Buckingham Palace Nazi Leak Suspect Taken to Tower of London

LONDON - England - The Queen of England has ordered the proprietor and owner of the Sun newspaper, Rupert Murdoch, to be brought to the Tower of London, Buckingham palace officials have revealed.

The royal arrest decree by beheading was last used in the year 1747, on Scottish Jacobite, Simon Fraser, 11th Lord Lovat, and will be used on Rupert Murdoch for his part in exposing the Queen and royal family as playful Nazis through his newspaper, the Sun.

Buckingham palace sources have long awaited the day to see Murdoch’s spindly Australian convict spawn’s tortoise neck on the chopping block, and will be eager to entertain the crowds.

“The Sun newspaper has seen fit to print photos and films showing the youthful Queen and other members of the royal family doing some jokey Nazi salutes 70 years ago. Prince Philip, prince Harry and the rest of the Saxe-Coburg-Gotha clan, ahem Windsors, are outraged at such depictions, especially when some members of the royal family supported Britain so ferociously during World War II,” the BBC’s staunchly impartial royal correspondent, Richard Hangemhye, said during his weekly broadcast.

What Will Happen

Rupert Murdoch will be arrested tomorrow where he will be taken to the Tower. The Sun media mogul will then be executed by beheading.

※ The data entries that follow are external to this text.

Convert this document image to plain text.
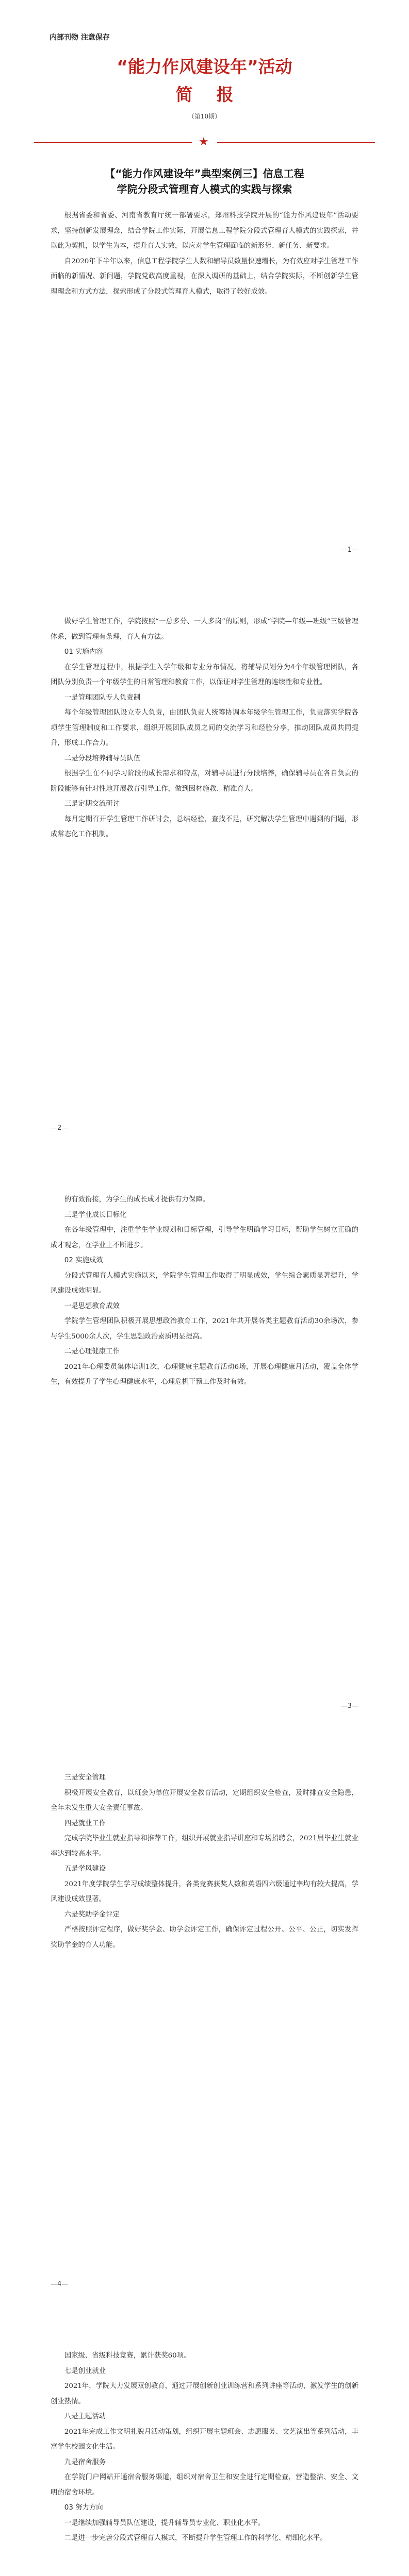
内部刊物 注意保存
“能力作风建设年”活动
简    报
（第10期）
★
【“能力作风建设年”典型案例三】信息工程
学院分段式管理育人模式的实践与探索

根据省委和省委、河南省教育厅统一部署要求，郑州科技学院开展的“能力作风建设年”活动要求，坚持创新发展理念，结合学院工作实际，开展信息工程学院分段式管理育人模式的实践探索，并以此为契机，以学生为本，提升育人实效，以应对学生管理面临的新形势、新任务、新要求。

自2020年下半年以来，信息工程学院学生人数和辅导员数量快速增长，为有效应对学生管理工作面临的新情况、新问题，学院党政高度重视，在深入调研的基础上，结合学院实际，不断创新学生管理理念和方式方法，探索形成了分段式管理育人模式，取得了较好成效。

—1—

做好学生管理工作，学院按照“一总多分、一人多岗”的原则，形成“学院—年级—班级”三级管理体系，做到管理有条理，育人有方法。

01 实施内容

在学生管理过程中，根据学生入学年级和专业分布情况，将辅导员划分为4个年级管理团队，各团队分别负责一个年级学生的日常管理和教育工作，以保证对学生管理的连续性和专业性。

一是管理团队专人负责制

每个年级管理团队设立专人负责，由团队负责人统筹协调本年级学生管理工作，负责落实学院各项学生管理制度和工作要求，组织开展团队成员之间的交流学习和经验分享，推动团队成员共同提升，形成工作合力。

二是分段培养辅导员队伍

根据学生在不同学习阶段的成长需求和特点，对辅导员进行分段培养，确保辅导员在各自负责的阶段能够有针对性地开展教育引导工作，做到因材施教、精准育人。

三是定期交流研讨

每月定期召开学生管理工作研讨会，总结经验，查找不足，研究解决学生管理中遇到的问题，形成常态化工作机制。

—2—

的有效衔接，为学生的成长成才提供有力保障。

三是学业成长目标化

在各年级管理中，注重学生学业规划和目标管理，引导学生明确学习目标，帮助学生树立正确的成才观念，在学业上不断进步。

02 实施成效

分段式管理育人模式实施以来，学院学生管理工作取得了明显成效，学生综合素质显著提升，学风建设成效明显。

一是思想教育成效

学院学生管理团队积极开展思想政治教育工作，2021年共开展各类主题教育活动30余场次，参与学生5000余人次，学生思想政治素质明显提高。

二是心理健康工作

2021年心理委员集体培训1次，心理健康主题教育活动6场，开展心理健康月活动，覆盖全体学生，有效提升了学生心理健康水平，心理危机干预工作及时有效。

—3—

三是安全管理

积极开展安全教育，以班会为单位开展安全教育活动，定期组织安全检查，及时排查安全隐患，全年未发生重大安全责任事故。

四是就业工作

完成学院毕业生就业指导和推荐工作，组织开展就业指导讲座和专场招聘会，2021届毕业生就业率达到较高水平。

五是学风建设

2021年度学院学生学习成绩整体提升，各类竞赛获奖人数和英语四六级通过率均有较大提高，学风建设成效显著。

六是奖助学金评定

严格按照评定程序，做好奖学金、助学金评定工作，确保评定过程公开、公平、公正，切实发挥奖助学金的育人功能。

—4—

国家级、省级科技竞赛，累计获奖60项。

七是创业就业

2021年，学院大力发展双创教育，通过开展创新创业训练营和系列讲座等活动，激发学生的创新创业热情。

八是主题活动

2021年完成工作文明礼貌月活动策划，组织开展主题班会、志愿服务、文艺演出等系列活动，丰富学生校园文化生活。

九是宿舍服务

在学院门户网站开通宿舍服务渠道，组织对宿舍卫生和安全进行定期检查，营造整洁、安全、文明的宿舍环境。

03 努力方向

一是继续加强辅导员队伍建设，提升辅导员专业化、职业化水平。

二是进一步完善分段式管理育人模式，不断提升学生管理工作的科学化、精细化水平。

On the day, the executioner will lead the prisoner to a raised platform covered with crumpled copies of the Sun newspaper on Tower Green where the assembled audience will be waiting.

Murdoch will be allowed a few last words, and a rabbi will give the prisoner the last rights before execution.

The executioner could take several blows before the head is finally severed. If the executioner’s axe is sharp and his aim is true, beheading is quick and relatively painless. If the instrument is blunt, the axeman inexperienced or careless, then the execution might take several strokes to sever the head. This was certainly the case in the execution by beheading of the brave Countess of Salisbury who was struck eleven times with the axe before she died in 1541.

After Murdoch is executed, his severed head will be held up by the hair. This is done, not as many people think to show the crowd the head, but in fact to show the head the faces of crowd and its own body. Killing by beheading is not immediate. Consciousness remains for at least eight seconds after beheading until lack of oxygen causes unconsciousness and eventually death.

The Murdoch execution extravaganza will be televised on July 24 exclusively on the BBC.